In the program notes Frank Albinder writes that Melchior Vulpius's Siehe ich sende meinen Engel "is a work particularly suited to Advent," and in collections of Vulpius's music, it is assigned to the third Sunday of Advent. This association with Advent is, I think, post-Gregorian. The text Vulpius set is based on Malachi 3:1 ("Ecce ego mittam angelum meum et praeparabit viam ante faciem meam," or Behold, I will send my angel, and he will prepare the way before me), which was set as an introit in some later chant books, but for the feast of the Guardian Angels (October 2), not Christmas. As I see it, the text does not work particularly well as a Messianic prophecy (Jesus is the angel? John the Baptist is the angel?). The Gregorian introit for Advent III, of course, is Gaudete in domino semper ("Rejoice in the Lord always," which is why the third candle in a traditional advent wreath is rose instead of purple). This doesn't really matter since this piece, like most of Vulpius's music, is quite beautiful listening.
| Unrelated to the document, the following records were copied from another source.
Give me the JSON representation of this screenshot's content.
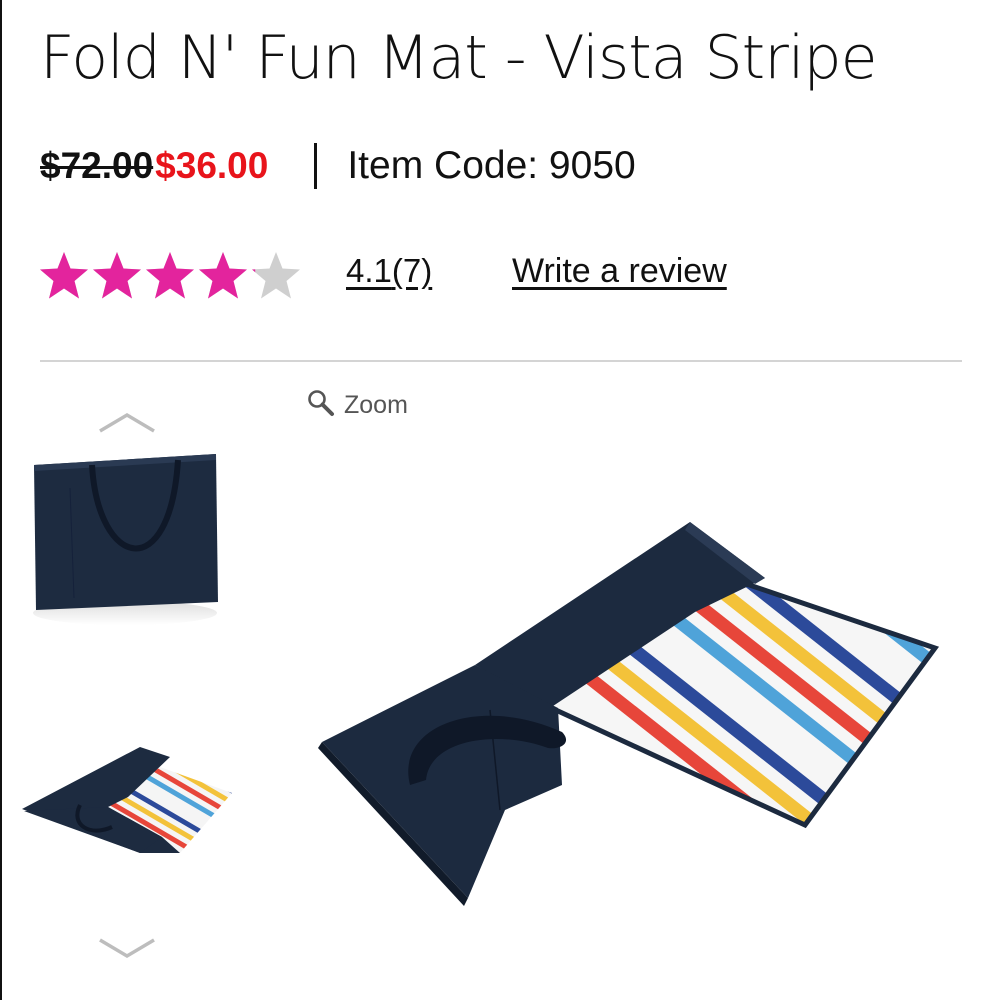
{
  "product": {
    "title": "Fold N' Fun Mat - Vista Stripe",
    "old_price": "$72.00",
    "sale_price": "$36.00",
    "item_code_label": "Item Code: 9050"
  },
  "rating": {
    "value": 4.1,
    "max": 5,
    "rating_text": "4.1",
    "count_text": "(7)",
    "write_review": "Write a review"
  },
  "gallery": {
    "zoom_label": "Zoom",
    "icons": {
      "zoom": "magnifier-icon",
      "prev": "chevron-up-icon",
      "next": "chevron-down-icon"
    },
    "thumbnails": [
      "folded-tote-view",
      "unfolded-mat-view"
    ]
  },
  "colors": {
    "star_filled": "#e3249d",
    "star_empty": "#cfcfcf",
    "sale_price": "#e8141b",
    "mat_navy": "#1c2a3f"
  }
}
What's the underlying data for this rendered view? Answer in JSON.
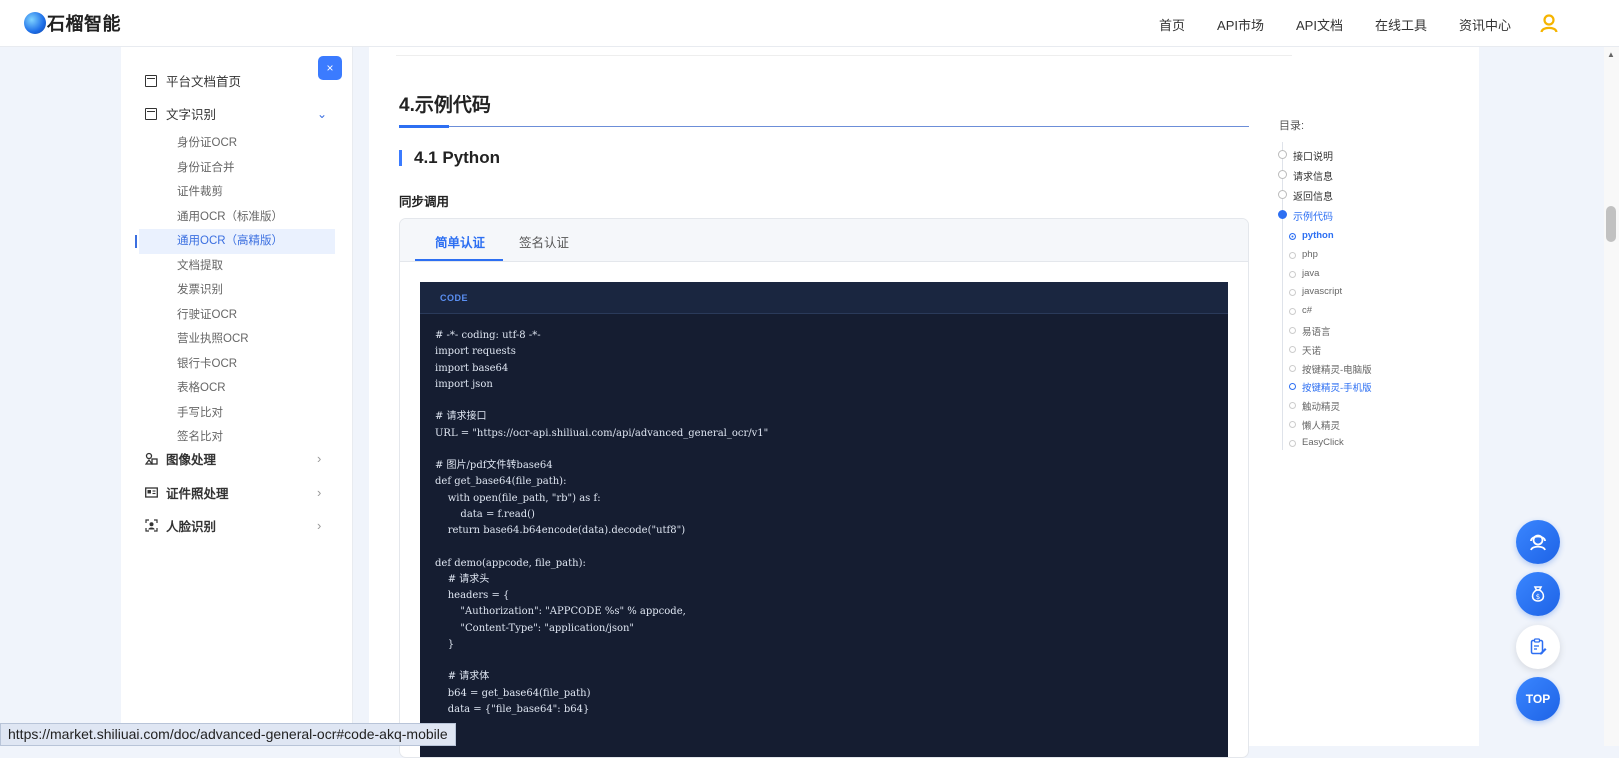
{
  "brand": {
    "name": "石榴智能"
  },
  "nav": {
    "items": [
      "首页",
      "API市场",
      "API文档",
      "在线工具",
      "资讯中心"
    ]
  },
  "sidebar": {
    "collapse_label": "×",
    "home_label": "平台文档首页",
    "ocr_group_label": "文字识别",
    "ocr_items": [
      "身份证OCR",
      "身份证合并",
      "证件裁剪",
      "通用OCR（标准版）",
      "通用OCR（高精版）",
      "文档提取",
      "发票识别",
      "行驶证OCR",
      "营业执照OCR",
      "银行卡OCR",
      "表格OCR",
      "手写比对",
      "签名比对"
    ],
    "active_index": 4,
    "groups": [
      "图像处理",
      "证件照处理",
      "人脸识别"
    ]
  },
  "content": {
    "section_title": "4.示例代码",
    "subsection_title": "4.1 Python",
    "call_type": "同步调用",
    "tabs": [
      "简单认证",
      "签名认证"
    ],
    "active_tab": 0,
    "code_label": "CODE",
    "code_lines": [
      "# -*- coding: utf-8 -*-",
      "import requests",
      "import base64",
      "import json",
      "",
      "# 请求接口",
      "URL = \"https://ocr-api.shiliuai.com/api/advanced_general_ocr/v1\"",
      "",
      "# 图片/pdf文件转base64",
      "def get_base64(file_path):",
      "    with open(file_path, \"rb\") as f:",
      "        data = f.read()",
      "    return base64.b64encode(data).decode(\"utf8\")",
      "",
      "def demo(appcode, file_path):",
      "    # 请求头",
      "    headers = {",
      "        \"Authorization\": \"APPCODE %s\" % appcode,",
      "        \"Content-Type\": \"application/json\"",
      "    }",
      "",
      "    # 请求体",
      "    b64 = get_base64(file_path)",
      "    data = {\"file_base64\": b64}"
    ]
  },
  "toc": {
    "title": "目录:",
    "items": [
      "接口说明",
      "请求信息",
      "返回信息",
      "示例代码"
    ],
    "active_index": 3,
    "sub_items": [
      "python",
      "php",
      "java",
      "javascript",
      "c#",
      "易语言",
      "天诺",
      "按键精灵-电脑版",
      "按键精灵-手机版",
      "触动精灵",
      "懒人精灵",
      "EasyClick"
    ],
    "sub_active_index": 0,
    "sub_hover_index": 8
  },
  "float_buttons": {
    "top_label": "TOP"
  },
  "status_bar": {
    "url": "https://market.shiliuai.com/doc/advanced-general-ocr#code-akq-mobile"
  },
  "colors": {
    "accent": "#2d6ff2",
    "code_bg": "#151d31",
    "page_bg": "#f0f4fb"
  }
}
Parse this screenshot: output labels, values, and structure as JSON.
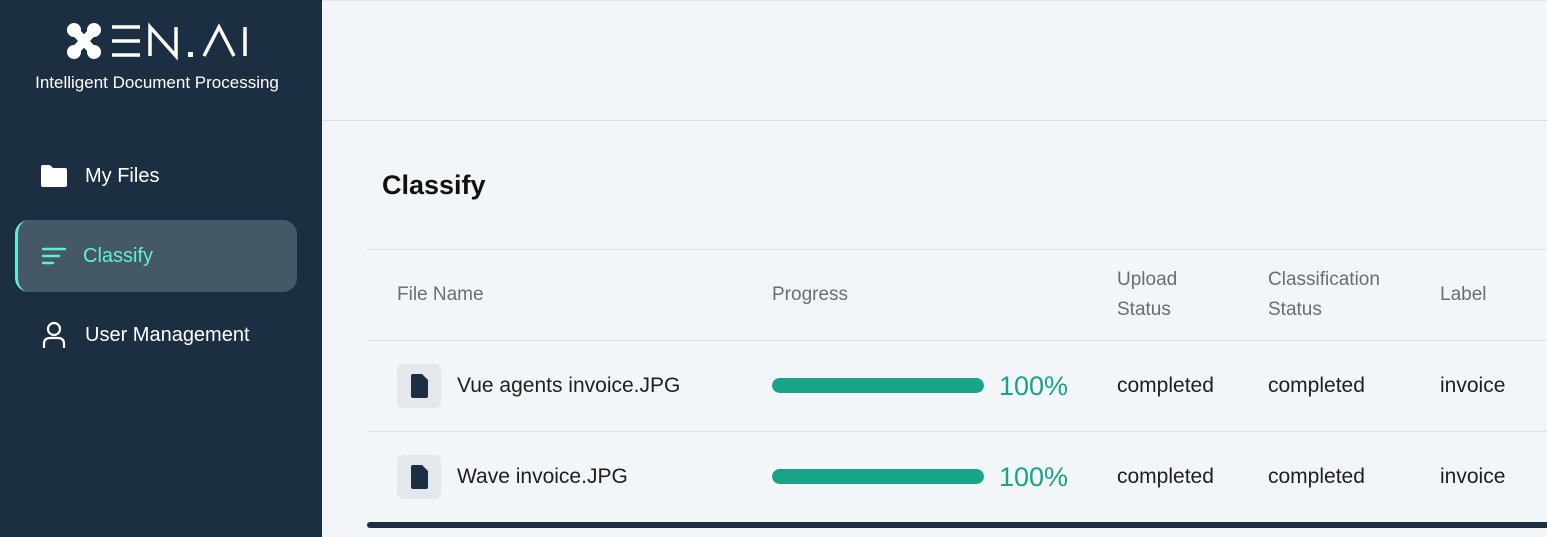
{
  "sidebar": {
    "logo_text": "XEN.AI",
    "tagline": "Intelligent Document Processing",
    "items": [
      {
        "label": "My Files",
        "icon": "folder-icon",
        "active": false
      },
      {
        "label": "Classify",
        "icon": "list-icon",
        "active": true
      },
      {
        "label": "User Management",
        "icon": "user-icon",
        "active": false
      }
    ]
  },
  "main": {
    "title": "Classify",
    "columns": {
      "file_name": "File Name",
      "progress": "Progress",
      "upload_status_line1": "Upload",
      "upload_status_line2": "Status",
      "classification_status_line1": "Classification",
      "classification_status_line2": "Status",
      "label": "Label"
    },
    "rows": [
      {
        "file_name": "Vue agents invoice.JPG",
        "progress": 100,
        "progress_text": "100%",
        "upload_status": "completed",
        "classification_status": "completed",
        "label": "invoice"
      },
      {
        "file_name": "Wave invoice.JPG",
        "progress": 100,
        "progress_text": "100%",
        "upload_status": "completed",
        "classification_status": "completed",
        "label": "invoice"
      }
    ]
  },
  "colors": {
    "sidebar_bg": "#1b2e42",
    "accent": "#5ff0d0",
    "progress": "#17a488"
  }
}
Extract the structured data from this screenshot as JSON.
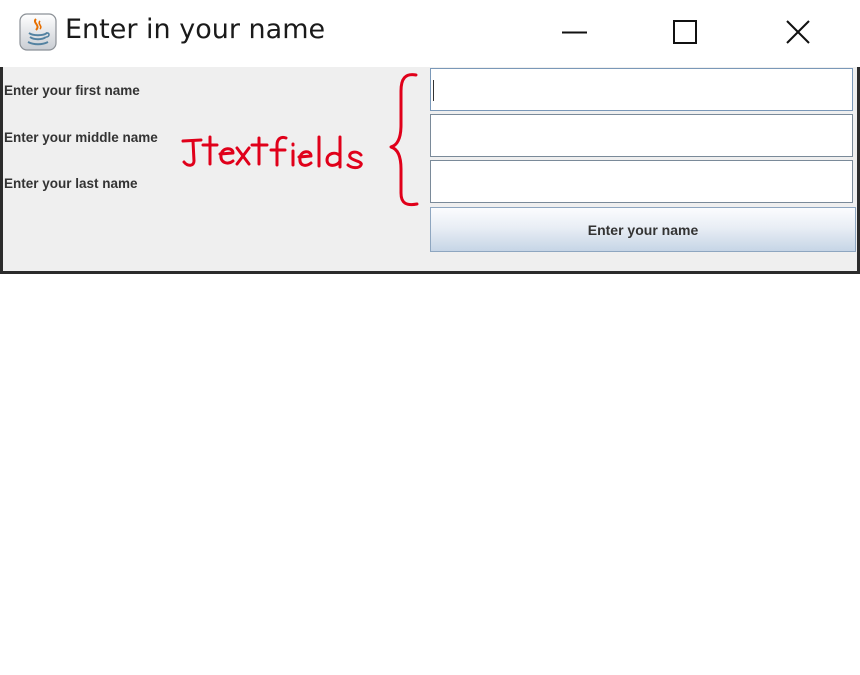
{
  "window": {
    "title": "Enter in your name",
    "app_icon": "java-icon",
    "controls": {
      "minimize_icon": "minimize-icon",
      "maximize_icon": "maximize-icon",
      "close_icon": "close-icon"
    }
  },
  "form": {
    "first_name_label": "Enter your first name",
    "middle_name_label": "Enter your middle name",
    "last_name_label": "Enter your last name",
    "first_name_value": "",
    "middle_name_value": "",
    "last_name_value": "",
    "submit_label": "Enter your name"
  },
  "annotation": {
    "text": "Jtext fields",
    "color": "#e0001a"
  },
  "colors": {
    "panel_background": "#efefef",
    "title_bar": "#ffffff",
    "window_border": "#2b2b2b"
  }
}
[As I was subsequently reminded on the Third Sunday of Advent, Jesus recast the words of Malachi 3:1, and the similar lines of Exodus 23:20, in the Gospel reading for that day, Matthew 11:2-11, which reads, "This is the one about whom it is written: Behold, I am sending my messenger ahead of you; he will prepare your way before you." Interestingly, the words in Luther's German translation are "Siehe, ich sende meinen Boten vor dir her, der deinen Weg vor dir bereiten soll." Why does Vulpius have the word Engel instead of Boten? I don't know.]

The cutest piece on the program was Michael Altenburg's Sing, kling und spring, which has a solo echo quartet, positioned above the choir in the great lectern, that chimes in at the end of each line of text with a rhyming echo. All in all, the Washington Bach Consort measured up to its conductor's rigorous standards. Perhaps the scope of the space or the distance that often separated the halved semi-choruses contributed to the occasional minor problems of tuning or ensemble that were evident. The singers were accompanied by a continuo group of five instruments, played by Alice Robbins (cello), Richard Stone (theorbo), Jeffrey Koczela (bass), Scott Dettra (continuo organ), and a bassoonist who was not named in the program.

The combination of Catholic and Lutheran traditions was always instructive. Tradition was maintained in Hieronymous Praetorius's Magnificat quinti toni (based on the Gregorian canticle tone for mode 5, which is set in a modified form in the alternating polyphonic sections), Samuel Scheidt's Angelus ad pastores ait (the text of a Lauds antiphon on Christmas Day), and Hans Leo Haßler's Hodie Christus natus est (Magnificat antiphon for Christmas Day). A new Protestant ethos, rather, is seen in the personalizing, contextualizing approach of pieces in the same group, like Johannes Eccard's Übers Gebirg Maria geht (in which Mary's journey to Elizabeth's home and her Magnificat are seen as something we ourselves might and should do) and Heinrich Schütz's Sei gegrüßet, Maria, du Holdselige! (in which the chorus echos, for all of us, Mary's words "Behold, I am the Lord's handmaiden"). The program was musically and intellectually very satisfying, and I hope the Bach Consort will come back to Northeast in the future.